Do we want a ‘GitHub’ for Data Management?
Denver, Colorado. Recently sitting in a session on how researchers should do data management at the #DLFforum a researcher (turned data librarian) was saying that the easiest way to get researchers on the path to doing data management (e.g. enabling their data to be shared with other researchers) was to get them to create a ReadMe file for their dataset (e.g. Excel Spreadsheet). What I found interesting about this is that this is what I tell most first time open source developers when reviewing their code, create a ReadMe.md file which acts as the Table of Contents to their code. This got me thinking… In a way ‘code’ is very data-like. That is to say, most code is made up of ‘key:value’ pairs where methods are assigned actions (or libraries assigned objects, etc). So why shouldn’t the data management community be borrowing the transferable skills of data management from open source code developers? My ‘low hanging’ list of things I look for in open source code (which could easily be applied to data) are:
- 1.) a ReadMe.md markdown file that list the basic installation guide as well as environment variables => why not get researchers to provide a basic ReadMe file on their data along with what each of their column rows mean, ideally with a link to what their colum header means, e.g. if you have a column of data that lists salinity in water parts per million then link to the wikipedia page on that measurement in your ReadMe file.
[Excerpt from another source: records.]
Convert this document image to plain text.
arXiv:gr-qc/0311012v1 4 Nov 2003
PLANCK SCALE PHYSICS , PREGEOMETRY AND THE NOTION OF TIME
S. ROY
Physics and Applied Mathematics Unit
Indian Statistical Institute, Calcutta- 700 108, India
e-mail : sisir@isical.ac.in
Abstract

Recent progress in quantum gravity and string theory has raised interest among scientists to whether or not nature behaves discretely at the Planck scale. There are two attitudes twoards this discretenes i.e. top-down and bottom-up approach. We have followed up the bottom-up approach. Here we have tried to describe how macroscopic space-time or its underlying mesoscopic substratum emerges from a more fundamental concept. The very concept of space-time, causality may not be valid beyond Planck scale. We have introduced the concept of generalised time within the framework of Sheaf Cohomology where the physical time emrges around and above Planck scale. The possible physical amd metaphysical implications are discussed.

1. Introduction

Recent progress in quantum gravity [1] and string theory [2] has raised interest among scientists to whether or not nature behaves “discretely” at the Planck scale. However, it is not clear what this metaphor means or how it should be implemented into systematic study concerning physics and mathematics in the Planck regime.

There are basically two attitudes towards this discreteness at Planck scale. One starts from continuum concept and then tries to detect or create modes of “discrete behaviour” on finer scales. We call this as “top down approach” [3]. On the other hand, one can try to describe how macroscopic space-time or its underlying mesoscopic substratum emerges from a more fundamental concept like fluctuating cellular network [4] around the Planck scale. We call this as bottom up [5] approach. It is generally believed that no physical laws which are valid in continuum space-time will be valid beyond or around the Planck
- 2.) InLine code comments => why not get researchers to use ‘add comment’ to individual cell features (rather than putting comments off in some randomly chosen cell within the spreadsheet), e.g. in GoogleDocs Spreadhseets you simply highlight the cell and push Ctrl+Alt+M and you can add as many comments as you like to each cell, i.e. “this measurement is an outlier and we think this is due to someone sneezing on the instrument”.
- 3.) Use of version control branch ‘pulling’ => when another researcher wants to reuse the data they first create a ‘branch’ of the data which they can work on in their own ‘data repository branch'; once the researcher has worked on their branch of the data they can then submit a ‘pull request’ back to the originating research, which would enable the original researcher to work with the secondary dataset while still maintaining a version of the original dataset. If the original researche r doesn’t want to pull that branch into the main data trunk then the branch just remain as a branch (plenty examples of the latter in GitHub).
- 4.) Ability to cite and show who has worked on the code, e.g. GitHub has a great feature where you can see who has worked on the code via various visualisations of commits over time, this in turn is able to be cited and shown to show how mature the code is, e.g. developers know how well the code is being used.
There are about a dozen other key tools, skills and methods that developer use, but what about the above as a basic ‘minimum data management plan’ (MDMP) set of skills we could recommend any researcher to use when starting down the path of research data management?
In short, do we want a GitHub for Data Management?
Or, can researchers learn the code sharing skills of developers to make their research data more reusable?